For aggressives, physical violence plays a vital role in managing psychological stress. When you understand this about yourself, you can be proactive about meeting this need in ways that don’t cause harm to others. If you reject your own wiring here and try to suppress it, you run the risk of having your stress levels spiral out of control. So being proactive is key, as is understanding the mechanics I’ve just explained about how to choose activities that will help your mind calm down.

Putting It All Together

Let’s now combine all of the principles we’ve learned in this post. It sounds like your body is pushing to overeat in an attempt to manage its own stress.

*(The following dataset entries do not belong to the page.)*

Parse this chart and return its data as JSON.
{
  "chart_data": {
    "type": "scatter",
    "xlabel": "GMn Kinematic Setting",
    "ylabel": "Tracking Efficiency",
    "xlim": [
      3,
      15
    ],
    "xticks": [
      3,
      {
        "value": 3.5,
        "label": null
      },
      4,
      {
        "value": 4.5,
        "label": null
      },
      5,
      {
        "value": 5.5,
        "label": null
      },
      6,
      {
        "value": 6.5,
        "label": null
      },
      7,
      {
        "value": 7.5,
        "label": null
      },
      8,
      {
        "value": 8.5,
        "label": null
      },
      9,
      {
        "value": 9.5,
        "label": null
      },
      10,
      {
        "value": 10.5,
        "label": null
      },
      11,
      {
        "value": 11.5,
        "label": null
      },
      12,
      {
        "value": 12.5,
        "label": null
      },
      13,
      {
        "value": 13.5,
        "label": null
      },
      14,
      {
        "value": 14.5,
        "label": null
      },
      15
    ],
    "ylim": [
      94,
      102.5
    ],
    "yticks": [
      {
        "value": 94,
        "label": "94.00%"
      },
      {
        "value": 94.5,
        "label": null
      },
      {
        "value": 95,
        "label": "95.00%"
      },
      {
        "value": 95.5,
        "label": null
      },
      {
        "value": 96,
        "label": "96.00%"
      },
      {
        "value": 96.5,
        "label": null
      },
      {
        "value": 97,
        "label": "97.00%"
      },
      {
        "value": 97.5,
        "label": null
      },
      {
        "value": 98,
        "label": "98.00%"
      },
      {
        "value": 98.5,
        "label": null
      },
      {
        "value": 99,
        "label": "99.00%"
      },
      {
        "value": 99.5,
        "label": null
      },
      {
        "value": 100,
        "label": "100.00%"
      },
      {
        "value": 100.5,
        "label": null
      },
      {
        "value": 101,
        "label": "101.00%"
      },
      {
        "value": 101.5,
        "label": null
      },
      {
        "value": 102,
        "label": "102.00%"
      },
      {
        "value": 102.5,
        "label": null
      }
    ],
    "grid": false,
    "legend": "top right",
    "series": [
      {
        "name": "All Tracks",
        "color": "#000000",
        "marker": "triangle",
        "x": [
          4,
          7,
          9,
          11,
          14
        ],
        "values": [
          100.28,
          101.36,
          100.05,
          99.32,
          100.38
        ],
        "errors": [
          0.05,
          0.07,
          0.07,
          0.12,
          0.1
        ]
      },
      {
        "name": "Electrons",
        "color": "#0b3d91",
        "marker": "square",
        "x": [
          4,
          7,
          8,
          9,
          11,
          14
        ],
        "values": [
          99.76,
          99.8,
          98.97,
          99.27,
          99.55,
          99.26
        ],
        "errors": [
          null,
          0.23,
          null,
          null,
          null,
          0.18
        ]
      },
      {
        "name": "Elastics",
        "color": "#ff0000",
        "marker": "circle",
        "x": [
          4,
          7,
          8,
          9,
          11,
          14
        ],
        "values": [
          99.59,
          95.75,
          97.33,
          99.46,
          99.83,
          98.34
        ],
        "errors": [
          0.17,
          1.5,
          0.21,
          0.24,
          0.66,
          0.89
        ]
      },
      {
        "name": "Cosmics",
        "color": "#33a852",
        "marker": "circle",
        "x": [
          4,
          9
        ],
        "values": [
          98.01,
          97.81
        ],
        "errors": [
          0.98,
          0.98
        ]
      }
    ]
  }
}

That stress is likely being caused by your body sensing that your mind is feeling stressed, so as your mind’s stress levels rise and fall, so does your desire to overeat.

To address this issue, you need to start being more intentional about helping your mind vent stress out of your system by having some aggressive-friendly activities available. When you feel your stress levels surge, the first thing you want to do is try to help your mind calm down by attacking a punching pillar or playing your favourite shooter for a while. After you’ve done the activity that is focused on relieving psychological stress, see how your body is doing. If it is still pleading for food, how you should respond depends on what kind of results you get from trying to figure out what your body’s real attraction to food is. If you find that oral fixation is playing a big role, you can be chomping on some kind of chewy thing at the same time as you’re playing your video game. If you feel that your body is genuinely after the nutritional content of a certain food, then eat some of that food. Pay attention to how your body responds.

If you’ve been doing self-analysis work to get to the bottom of your trauma, realize that such analysis will cause your mental stress to temporarily spike. To heal trauma, we need to focus on what happened to us, but the very act of focusing on it causes our minds to feel more stressed. This is why it is important to only work on mental health issues in short bursts: ideally 30-60 minute sessions with no more than 2 hours being allowed no matter how much you’re “on a roll.” Whenever you do a session of working on your own trauma issues, you should plan to do something stress relieving directly afterwards instead of trying to do your normal activities while your mind is feeling frazzled. Minds need to be rewarded for doing trauma work. If you use rewards and kindness, you’ll get a lot farther than if you use punishments and harshness.

This post was written in response to Zack.